Thomas’ dissent is worth reading for this larger indictment of the court’s approach to voting rights, which has ranged far beyond eliminating restrictions on individuals’ right to vote -- the original rationale for the Voting Rights Act -- to ensuring that minority votes aren’t “diluted” in the drawing of district lines for Congress and state legislatures.

Thomas said that states “have been whipsawed, first required to create ‘safe’ majority-black districts, then told not to ‘diminish’ the ability to elect, and now told they have been too rigid in preventing any ‘diminishing’ of the ability to elect.”

Instead of focusing on the right to vote, Thomas said, his colleagues were fixated on figuring out what the “correct” racial quotas should be. As a result of this week’s decision, states would be forced to “analyze race even more exhaustively, not less, by accounting for black voter registration and turnout statistics.”

This isn’t a new position for Thomas, and it’s related to his skepticism about racial quotas in other contexts, such as affirmative action in higher education.

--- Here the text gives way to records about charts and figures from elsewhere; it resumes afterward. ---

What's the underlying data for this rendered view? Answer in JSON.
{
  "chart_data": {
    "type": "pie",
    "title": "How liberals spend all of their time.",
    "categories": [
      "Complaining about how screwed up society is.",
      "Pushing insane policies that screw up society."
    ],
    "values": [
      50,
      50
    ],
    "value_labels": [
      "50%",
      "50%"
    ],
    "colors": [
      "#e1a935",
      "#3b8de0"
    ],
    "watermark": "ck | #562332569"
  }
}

If the Constitution is color-blind, states shouldn’t be in what Chief Justice John G. Roberts Jr. once called the “sordid business [of] divvying us up by race.”

Advertisement

In the apportionment context, color-blindness would mean that legislative districts would be designed on the basis of compactness, contiguity and a respect for municipal boundaries -- but never, ever on the basis of race.

The counter-argument, of course, is that, given America’s racial history, it’s natural that racial minorities seek to be represented by legislators who aren’t just attuned to their interests but who look like them. Someday the “black vote” may be as anachronistic a concept as the “Catholic vote,” but that day hasn’t arrived. Meanwhile, it’s appropriate for courts to ensure that the “black vote” (or the “Latino vote”) isn’t diluted.

But even if you think that sort of fine-tuning is beneficial, Thomas’ opinion demonstrates that it comes at a cost.